Halk arasında da BDP'nin algısı çok farklı. Bunlara takılıp kalmamak gerekiyor. Önemli olan burada bu kitlenin istikrarlı bir biçimde kendi temsilcilerini seçmesi ve bu, oy olarak da baktığınızda 2 milyon civarında bir kitleye tekabül etmesidir. Bu önemli bir güçtür, Türkiye'de siyasal dönüşüm açısından hesaba katılması gereken bir güçtür. Kürt sorunu çözülmek istenirse mutlaka dikkate alınması gereken bir faktördür.
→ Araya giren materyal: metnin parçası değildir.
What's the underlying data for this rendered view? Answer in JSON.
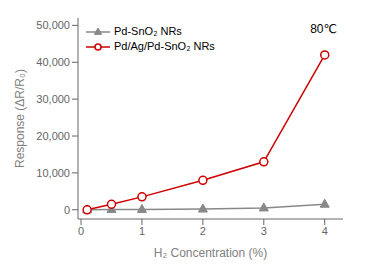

Yüksek yargının itirazları

Bunlar kendi iktidarlarını korumak için milletin önüne korkular salmaktan başka bir anlam taşımıyor bana göre. Eğer tabandaki hakim ve savcılar zaten “şeriatçıysa” artık zaten rejim bitmiş demektir. Burada yüksek yargı bürokrasisi de zaten onu koruyamaz. Burada meselenin bu şekilde sunulması, bütünüyle iktidarı kaybetmekte olan bir kesimin çırpınışından başka bir şey değil.


CHP'NİN ACI İTİRAFLARI
'Sivil dikta' iddialarına ne diyorsunuz?

Aslında o kadar acı itiraflar var ki bunda! Bir: 'AKP, her seçimde çok güçlü çıkacak' gibi bir varsayımla hareket ediyorlar. Demek ki, kendileri hiçbir zaman iktidar olamayacak. Bunu itiraf etmiş oluyorlar.

İkincisi: 'Cumhurbaşkanı her zaman bu kesimden seçilecek' gibi bir kabul var kafalarında.